In her newest show, Cat Lady, performance artist Kristina Wong describes plays as "temporary structures for chaos." This approach to theater is evident in the fitfulness of her work, which jumps between mock improv games, edu-tainment children's shows, fake weddings and water gun attacks like a music video cutting between shots.

This structure enables Wong to cover a variety of subjects within her 80-minute performance, this weekend at ODC. Most notable are her fear of becoming the dreaded archetype of a lonely cat lady, the way in which performance creeps into our daily lives, the strategies of male pick-up artists (or PUA, the acronym used in the professional pick-up community), and her cat Oliver's "urinary violence."

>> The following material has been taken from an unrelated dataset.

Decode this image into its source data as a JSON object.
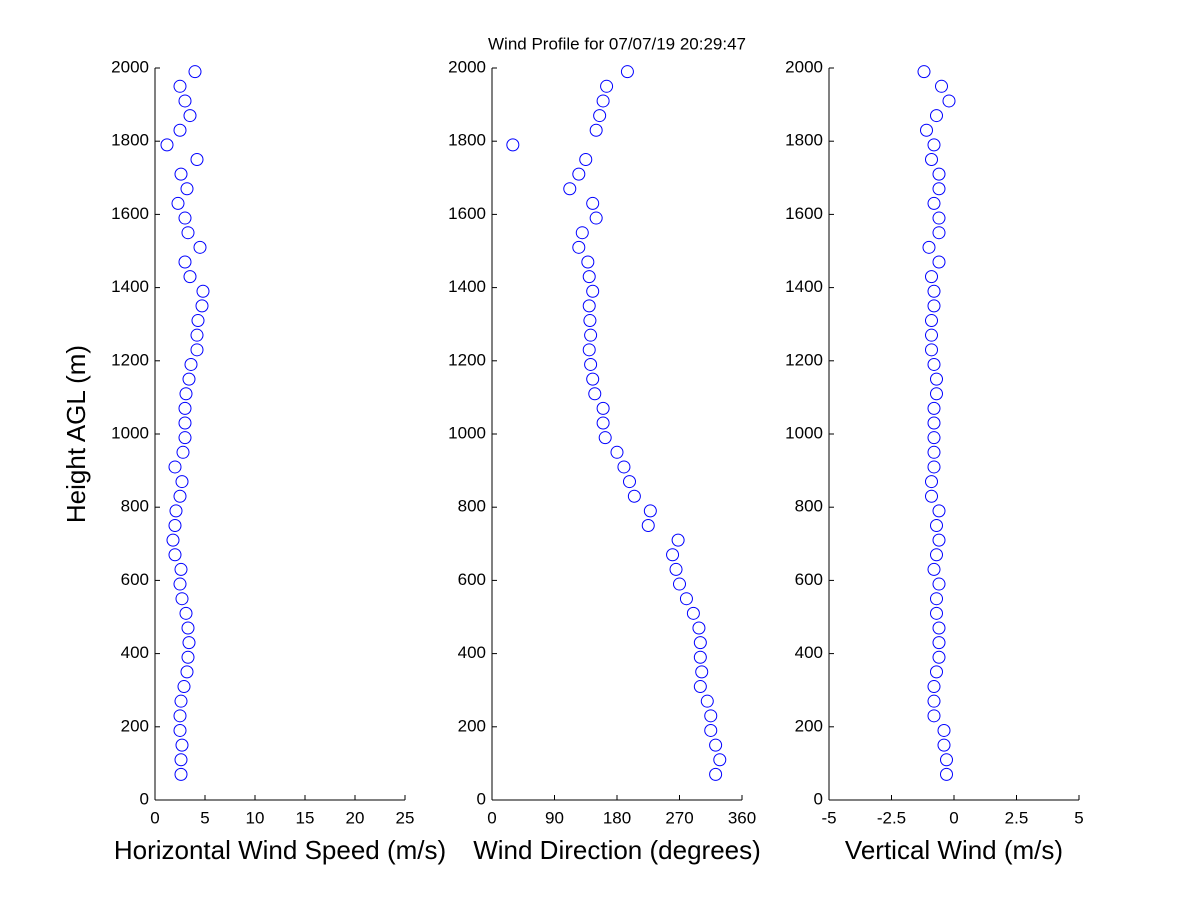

But the nonlinear narrative also generates moments that are purely physical -- Wong tumbles through a pile of stuffed kittens, and her cast dons Martha Graham-like body socks and dances -- and resistant to interpretation.

Cat Lady is a slight departure from Wong's previous work, solo performances usually dealing with hefty social issues. Her acclaimed Wong Flew Over the Cuckoo's Nest addressed the high rate of depression and suicide among Asian-American women in the U.S., while her Going Green the Wong Way explores the contradictions of sustainable living. Cat Lady resists niche explanation by delving into the existential issues of the heart. Oliver the cat's spraying problem, loneliness, and performance swirl inextricably in the show, which Wong says "has me asking why we settle for faking love, what the meaning of life is, and where do we find the end of loneliness."

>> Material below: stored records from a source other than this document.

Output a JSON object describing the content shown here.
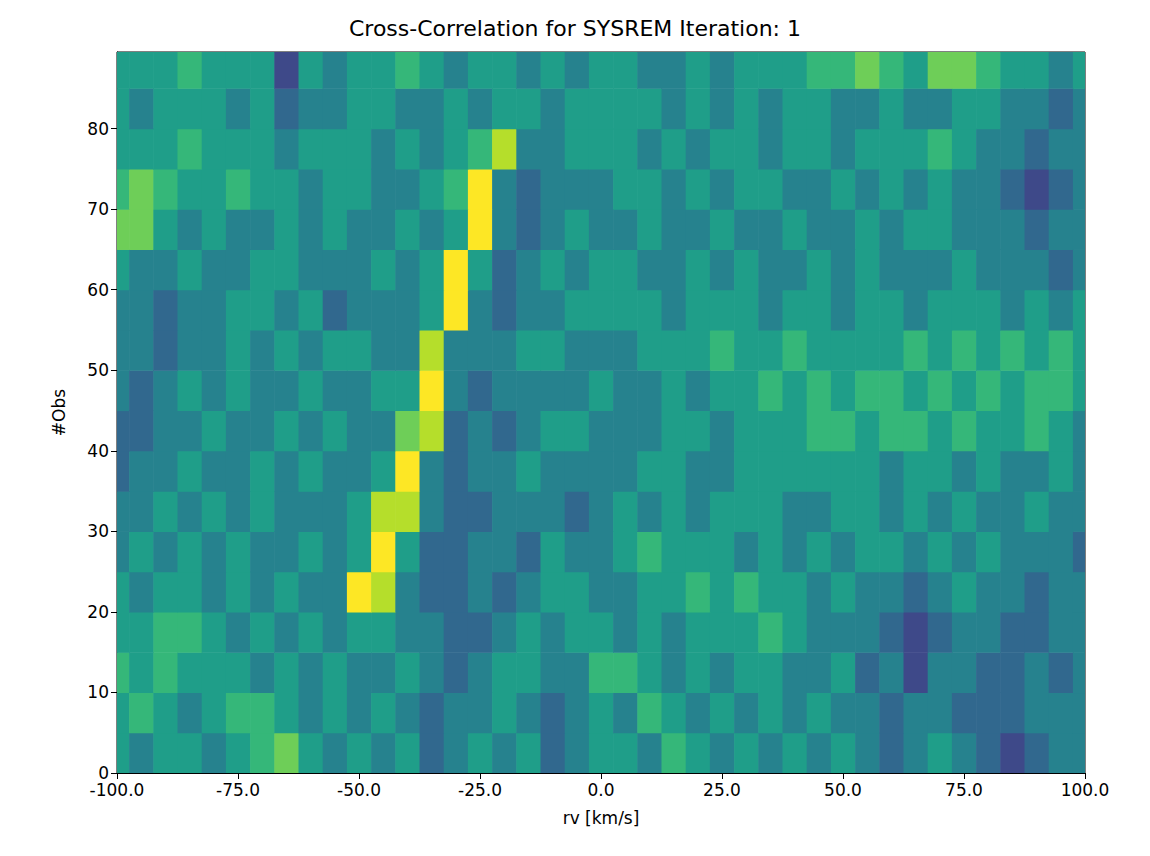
{
  "chart_data": {
    "type": "heatmap",
    "title": "Cross-Correlation for SYSREM Iteration: 1",
    "x_label": "rv [km/s]",
    "y_label": "#Obs",
    "xlim": [
      -100,
      100
    ],
    "ylim": [
      0,
      89.5
    ],
    "xticks": [
      {
        "value": -100,
        "label": "-100.0"
      },
      {
        "value": -75,
        "label": "-75.0"
      },
      {
        "value": -50,
        "label": "-50.0"
      },
      {
        "value": -25,
        "label": "-25.0"
      },
      {
        "value": 0,
        "label": "0.0"
      },
      {
        "value": 25,
        "label": "25.0"
      },
      {
        "value": 50,
        "label": "50.0"
      },
      {
        "value": 75,
        "label": "75.0"
      },
      {
        "value": 100,
        "label": "100.0"
      }
    ],
    "yticks": [
      0,
      10,
      20,
      30,
      40,
      50,
      60,
      70,
      80
    ],
    "x": [
      -100,
      -95,
      -90,
      -85,
      -80,
      -75,
      -70,
      -65,
      -60,
      -55,
      -50,
      -45,
      -40,
      -35,
      -30,
      -25,
      -20,
      -15,
      -10,
      -5,
      0,
      5,
      10,
      15,
      20,
      25,
      30,
      35,
      40,
      45,
      50,
      55,
      60,
      65,
      70,
      75,
      80,
      85,
      90,
      95,
      100
    ],
    "y": [
      2.5,
      7.5,
      12.5,
      17.5,
      22.5,
      27.5,
      32.5,
      37.5,
      42.5,
      47.5,
      52.5,
      57.5,
      62.5,
      67.5,
      72.5,
      77.5,
      82.5,
      87.5
    ],
    "zlim": [
      0,
      9
    ],
    "cells": [
      [
        5,
        4,
        5,
        5,
        4,
        5,
        6,
        7,
        5,
        4,
        5,
        4,
        5,
        3,
        4,
        5,
        4,
        5,
        3,
        4,
        5,
        5,
        4,
        6,
        5,
        4,
        5,
        4,
        5,
        4,
        5,
        4,
        3,
        4,
        5,
        4,
        3,
        2,
        3,
        4,
        4
      ],
      [
        5,
        6,
        5,
        4,
        5,
        6,
        6,
        5,
        4,
        5,
        4,
        5,
        4,
        3,
        4,
        4,
        5,
        4,
        3,
        4,
        5,
        4,
        6,
        5,
        4,
        5,
        4,
        5,
        4,
        5,
        4,
        4,
        3,
        4,
        4,
        3,
        3,
        3,
        4,
        4,
        4
      ],
      [
        6,
        5,
        6,
        5,
        5,
        5,
        4,
        5,
        4,
        5,
        4,
        4,
        5,
        4,
        3,
        4,
        5,
        5,
        4,
        4,
        6,
        6,
        5,
        4,
        5,
        4,
        5,
        5,
        4,
        4,
        5,
        3,
        4,
        2,
        4,
        4,
        3,
        3,
        4,
        3,
        4
      ],
      [
        5,
        5,
        6,
        6,
        5,
        4,
        5,
        4,
        5,
        4,
        5,
        5,
        4,
        4,
        3,
        3,
        4,
        5,
        4,
        5,
        5,
        4,
        5,
        4,
        5,
        5,
        5,
        6,
        5,
        4,
        4,
        4,
        3,
        2,
        3,
        4,
        4,
        3,
        3,
        4,
        4
      ],
      [
        5,
        4,
        5,
        5,
        4,
        5,
        4,
        5,
        4,
        4,
        9,
        8,
        4,
        3,
        3,
        4,
        3,
        4,
        5,
        5,
        4,
        4,
        5,
        5,
        6,
        5,
        6,
        5,
        5,
        4,
        5,
        4,
        4,
        3,
        4,
        5,
        4,
        4,
        3,
        4,
        4
      ],
      [
        4,
        5,
        4,
        5,
        4,
        5,
        4,
        4,
        5,
        4,
        5,
        9,
        5,
        3,
        3,
        4,
        4,
        3,
        5,
        4,
        4,
        5,
        6,
        5,
        5,
        5,
        4,
        5,
        4,
        5,
        4,
        5,
        5,
        4,
        5,
        4,
        5,
        4,
        4,
        4,
        3
      ],
      [
        4,
        4,
        5,
        4,
        5,
        4,
        5,
        4,
        4,
        4,
        5,
        8,
        8,
        4,
        3,
        3,
        4,
        4,
        4,
        3,
        4,
        5,
        4,
        5,
        4,
        5,
        5,
        5,
        4,
        4,
        5,
        5,
        4,
        5,
        4,
        5,
        4,
        4,
        5,
        4,
        4
      ],
      [
        3,
        4,
        4,
        5,
        4,
        4,
        5,
        4,
        5,
        4,
        4,
        5,
        9,
        4,
        3,
        4,
        4,
        5,
        4,
        4,
        4,
        4,
        5,
        5,
        4,
        4,
        5,
        5,
        5,
        5,
        5,
        5,
        4,
        5,
        5,
        4,
        5,
        4,
        4,
        5,
        4
      ],
      [
        3,
        3,
        4,
        4,
        5,
        4,
        4,
        5,
        4,
        5,
        4,
        4,
        7,
        8,
        3,
        4,
        3,
        4,
        5,
        5,
        4,
        4,
        4,
        5,
        5,
        4,
        5,
        5,
        5,
        6,
        6,
        5,
        6,
        6,
        5,
        6,
        5,
        5,
        6,
        5,
        4
      ],
      [
        4,
        3,
        4,
        5,
        4,
        5,
        4,
        4,
        5,
        4,
        4,
        5,
        5,
        9,
        4,
        3,
        4,
        4,
        4,
        4,
        5,
        4,
        4,
        5,
        4,
        5,
        5,
        6,
        5,
        6,
        5,
        6,
        6,
        5,
        6,
        5,
        6,
        5,
        6,
        6,
        5
      ],
      [
        4,
        4,
        3,
        4,
        4,
        5,
        4,
        5,
        4,
        5,
        5,
        4,
        4,
        8,
        4,
        4,
        4,
        5,
        5,
        4,
        4,
        4,
        5,
        5,
        5,
        6,
        5,
        5,
        6,
        5,
        5,
        5,
        5,
        6,
        5,
        6,
        5,
        6,
        5,
        6,
        5
      ],
      [
        4,
        4,
        3,
        4,
        4,
        5,
        5,
        4,
        5,
        3,
        4,
        4,
        4,
        5,
        9,
        4,
        3,
        4,
        4,
        5,
        5,
        5,
        5,
        4,
        5,
        5,
        5,
        4,
        5,
        5,
        4,
        5,
        5,
        4,
        5,
        5,
        5,
        4,
        5,
        4,
        5
      ],
      [
        5,
        4,
        4,
        5,
        4,
        4,
        5,
        5,
        4,
        4,
        4,
        5,
        4,
        5,
        9,
        5,
        3,
        4,
        5,
        4,
        5,
        5,
        4,
        4,
        5,
        4,
        5,
        4,
        4,
        5,
        4,
        5,
        4,
        4,
        4,
        5,
        4,
        4,
        4,
        3,
        4
      ],
      [
        7,
        7,
        5,
        4,
        5,
        4,
        4,
        5,
        4,
        5,
        4,
        4,
        5,
        4,
        5,
        9,
        4,
        3,
        4,
        5,
        4,
        4,
        5,
        4,
        4,
        5,
        4,
        4,
        5,
        4,
        4,
        5,
        4,
        5,
        5,
        4,
        4,
        4,
        3,
        4,
        4
      ],
      [
        6,
        7,
        6,
        5,
        5,
        6,
        5,
        5,
        4,
        5,
        5,
        4,
        4,
        5,
        6,
        9,
        4,
        3,
        4,
        4,
        4,
        5,
        5,
        4,
        5,
        4,
        5,
        5,
        4,
        4,
        5,
        4,
        5,
        4,
        5,
        4,
        4,
        3,
        2,
        3,
        4
      ],
      [
        5,
        5,
        5,
        6,
        5,
        5,
        5,
        4,
        5,
        5,
        5,
        4,
        5,
        4,
        5,
        6,
        8,
        4,
        4,
        5,
        5,
        5,
        4,
        5,
        4,
        5,
        5,
        4,
        5,
        5,
        4,
        5,
        5,
        5,
        6,
        5,
        4,
        4,
        3,
        4,
        4
      ],
      [
        5,
        4,
        5,
        5,
        5,
        4,
        5,
        3,
        4,
        4,
        5,
        5,
        4,
        4,
        5,
        4,
        5,
        5,
        4,
        5,
        5,
        5,
        5,
        4,
        5,
        4,
        5,
        4,
        5,
        5,
        4,
        4,
        5,
        4,
        4,
        5,
        5,
        4,
        4,
        3,
        4
      ],
      [
        5,
        5,
        5,
        6,
        5,
        5,
        5,
        2,
        5,
        4,
        5,
        5,
        6,
        5,
        4,
        5,
        5,
        4,
        5,
        4,
        5,
        5,
        4,
        4,
        5,
        4,
        5,
        5,
        5,
        6,
        6,
        7,
        6,
        5,
        7,
        7,
        6,
        5,
        5,
        4,
        5
      ]
    ]
  }
}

Cat Lady is also Wong's first foray into ensemble performance. She is joined by an outstanding supporting cast composed of drag queen Miss Barbie Q, Clayton Farris, and Jabez Zuniga. Together, they reveal similarities between the accumulation of "pussy" by cat ladies and also by pick-up artists, highlighting their similar strategy of hoarding to ward off loneliness.

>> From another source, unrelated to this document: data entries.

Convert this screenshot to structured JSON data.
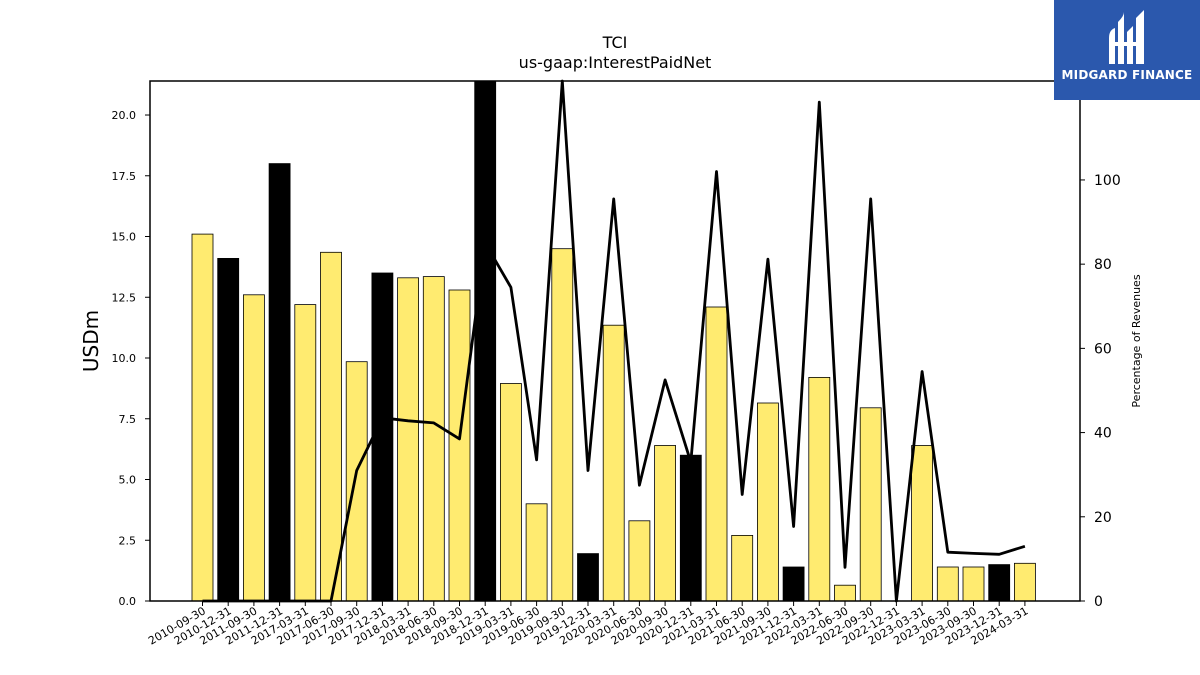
{
  "chart_data": {
    "type": "bar",
    "title": "TCI",
    "subtitle": "us-gaap:InterestPaidNet",
    "ylabel": "USDm",
    "y2label": "Percentage of Revenues",
    "ylim": [
      0,
      21.4
    ],
    "y2lim": [
      0,
      123.5
    ],
    "yticks": [
      "0.0",
      "2.5",
      "5.0",
      "7.5",
      "10.0",
      "12.5",
      "15.0",
      "17.5",
      "20.0"
    ],
    "y2ticks": [
      "0",
      "20",
      "40",
      "60",
      "80",
      "100"
    ],
    "grid": false,
    "categories": [
      "2010-09-30",
      "2010-12-31",
      "2011-09-30",
      "2011-12-31",
      "2017-03-31",
      "2017-06-30",
      "2017-09-30",
      "2017-12-31",
      "2018-03-31",
      "2018-06-30",
      "2018-09-30",
      "2018-12-31",
      "2019-03-31",
      "2019-06-30",
      "2019-09-30",
      "2019-12-31",
      "2020-03-31",
      "2020-06-30",
      "2020-09-30",
      "2020-12-31",
      "2021-03-31",
      "2021-06-30",
      "2021-09-30",
      "2021-12-31",
      "2022-03-31",
      "2022-06-30",
      "2022-09-30",
      "2022-12-31",
      "2023-03-31",
      "2023-06-30",
      "2023-09-30",
      "2023-12-31",
      "2024-03-31"
    ],
    "series": [
      {
        "kind": "bar",
        "values": [
          15.1,
          14.1,
          12.6,
          18.0,
          12.2,
          14.35,
          9.85,
          13.5,
          13.3,
          13.35,
          12.8,
          21.4,
          8.95,
          4.0,
          14.5,
          1.95,
          11.35,
          3.3,
          6.4,
          6.0,
          12.1,
          2.7,
          8.15,
          1.4,
          9.2,
          0.65,
          7.95,
          0.0,
          6.4,
          1.4,
          1.4,
          1.5,
          1.55
        ],
        "colors": [
          "#ffeb70",
          "#000000",
          "#ffeb70",
          "#000000",
          "#ffeb70",
          "#ffeb70",
          "#ffeb70",
          "#000000",
          "#ffeb70",
          "#ffeb70",
          "#ffeb70",
          "#000000",
          "#ffeb70",
          "#ffeb70",
          "#ffeb70",
          "#000000",
          "#ffeb70",
          "#ffeb70",
          "#ffeb70",
          "#000000",
          "#ffeb70",
          "#ffeb70",
          "#ffeb70",
          "#000000",
          "#ffeb70",
          "#ffeb70",
          "#ffeb70",
          "#000000",
          "#ffeb70",
          "#ffeb70",
          "#ffeb70",
          "#000000",
          "#ffeb70"
        ]
      },
      {
        "kind": "line",
        "axis": "right",
        "color": "#000000",
        "values": [
          0,
          0,
          0,
          0,
          0,
          0,
          31,
          43.5,
          42.8,
          42.3,
          38.5,
          85,
          74.5,
          33.5,
          123.5,
          31,
          95.5,
          27.5,
          52.5,
          33,
          102,
          25.3,
          81.2,
          17.7,
          118.5,
          8,
          95.5,
          0,
          54.5,
          11.6,
          11.3,
          11.1,
          13
        ]
      }
    ]
  },
  "logo": {
    "text": "MIDGARD FINANCE"
  }
}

Wong has clearly done her research on the PUA community, incorporating its lingo (Body Language Positioning, Display of Higher Value, Set, Kiss-Close) into the script and interspersing video clips of PUA bootcamps throughout the show. Clayton Farris and Jabez Zuniga even put their PUA moves to work on unsuspecting audience members milling in the lobby before the show.

The one similarity with her previous work is Wong's blunt, inquisitive humor. She's still investigating social phenomena in a way that balances poignancy with slapstick. She continually skewers herself -- as a cat lover, as a performance artist, as a single woman amidst her married peers, as an activist -- and by doing so allows her audience to view their own passions with a sense of self-deprecating humor.

Cat Lady starts at 8 p.m. at ODC Theater tonight (Friday) and Saturday, and 7 p.m. Sunday. Admission is $17-$20.